Early results from the first US trial to treat cancer patients using their own immune cells edited with CRISPR/Cas9 technology have shown the procedure to be safe, researchers will report.
Researchers from the Abramson Cancer Center of the University of Pennsylvania have so far infused three participants in the Phase I trial – two with multiple myeloma and one with sarcoma. They have observed the edited T cells expand and bind to their tumour target with no serious side effects.
Dr Edward Stadtmauer, section chief of haematologic malignancies at Penn and the study’s principal investigator, said the trial focuses on three prime aspects: if T cells can be edited in this specific way, if the resulting T cells are functional, and if the cells are safe to infuse into a patient.
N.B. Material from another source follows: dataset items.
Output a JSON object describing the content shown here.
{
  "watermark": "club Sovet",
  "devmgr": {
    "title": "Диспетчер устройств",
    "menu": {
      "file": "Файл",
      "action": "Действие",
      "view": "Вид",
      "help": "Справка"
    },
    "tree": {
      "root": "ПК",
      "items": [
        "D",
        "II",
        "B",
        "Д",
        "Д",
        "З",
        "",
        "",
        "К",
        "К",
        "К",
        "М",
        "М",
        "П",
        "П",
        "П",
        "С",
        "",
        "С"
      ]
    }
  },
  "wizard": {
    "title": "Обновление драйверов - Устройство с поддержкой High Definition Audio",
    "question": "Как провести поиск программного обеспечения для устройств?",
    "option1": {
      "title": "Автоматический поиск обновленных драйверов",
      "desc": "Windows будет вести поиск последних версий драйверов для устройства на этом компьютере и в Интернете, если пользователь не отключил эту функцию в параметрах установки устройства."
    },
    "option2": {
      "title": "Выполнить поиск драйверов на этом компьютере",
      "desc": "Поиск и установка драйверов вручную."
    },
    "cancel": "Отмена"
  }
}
He will present the findings from the study, which was conducted with the Parker Institute for Cancer Immunotherapy (PICI) and Tmunity Therapeutics, next month at the 61st American Society of Hematology (ASH) Annual Meeting and Exposition in Orlando, Florida.
Although the study approach is similar to CAR-T cell therapy, Dr Stadtmauer said there are key differences. When a patient’s T cells are collected, instead of arming the cells with a receptor such as CD19, the team first uses CRISPR/Cas9 editing to remove three genes.
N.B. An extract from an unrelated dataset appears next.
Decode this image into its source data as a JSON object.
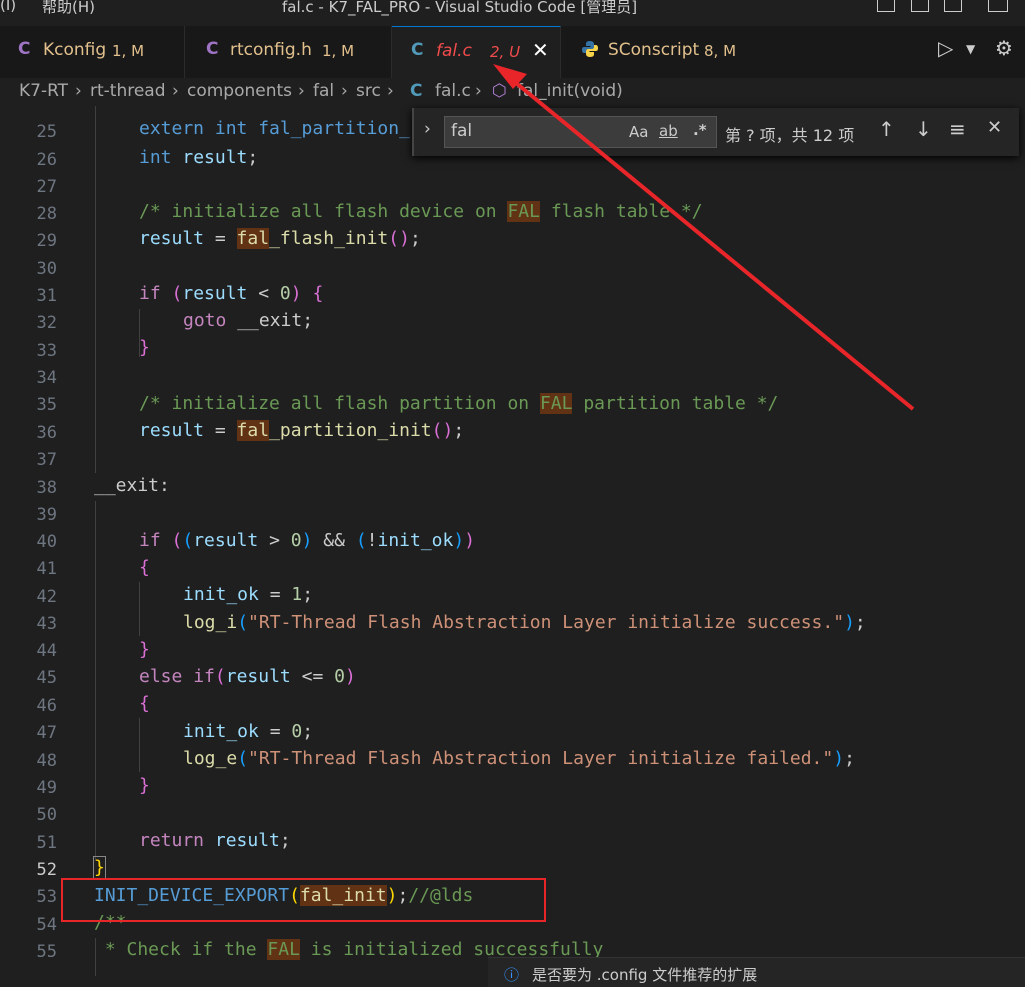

The first two edits remove immune receptors from the T cells to make sure they bind to the right part of the cancer cells. The third removes PD-1, a molecule involved in immune suppression. After that, a lentivirus is used to insert an affinity-enhanced T cell receptor (TCR), which tells the edited T cells to target the NY-ESO-1 antigen.
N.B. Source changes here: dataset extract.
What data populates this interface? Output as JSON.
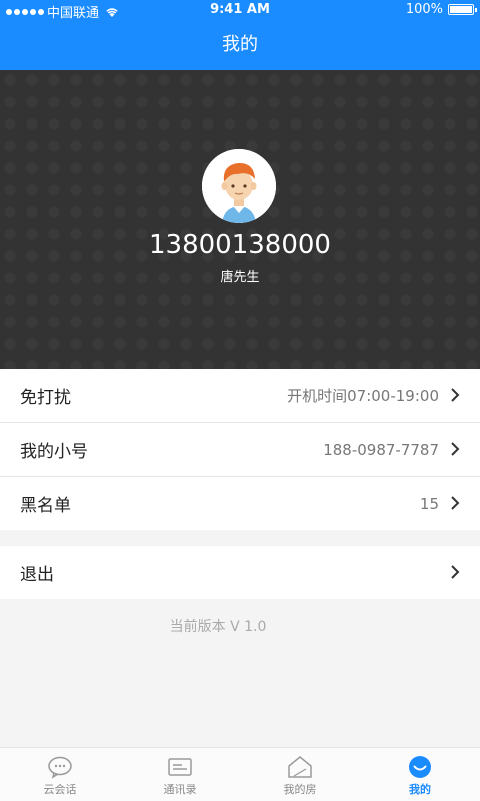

Senior study author Dr Carl June said its use of CRISPR editing aims to improve the effectiveness of gene therapies, rather than to edit a patient’s DNA.
The CRISPR-edited T cells require the presence of the HLA-A201 antigen, which is only expressed in a subset of patients. This meant patients had to be screened to make sure their tumours matched the study approach.
The three patients who met the requirements received other clinically indicated therapy as needed while they waited for their cells to be manufactured, after which they received the gene-edited cells in a single infusion after a short course of chemotherapy.
Analysis of blood samples demonstrated that the CRISPR-edited T cells expanded and survived in all three patients. None of them have yet responded to the treatment, although there were no serious adverse events. The researchers will continue to analyse patient samples so they have longer clinical follow-up to study this approach.
Dr Stadtmauer will present the findings on Saturday, December 7, at the 61st ASH Annual Meeting and Exposition in Orlando, FLA.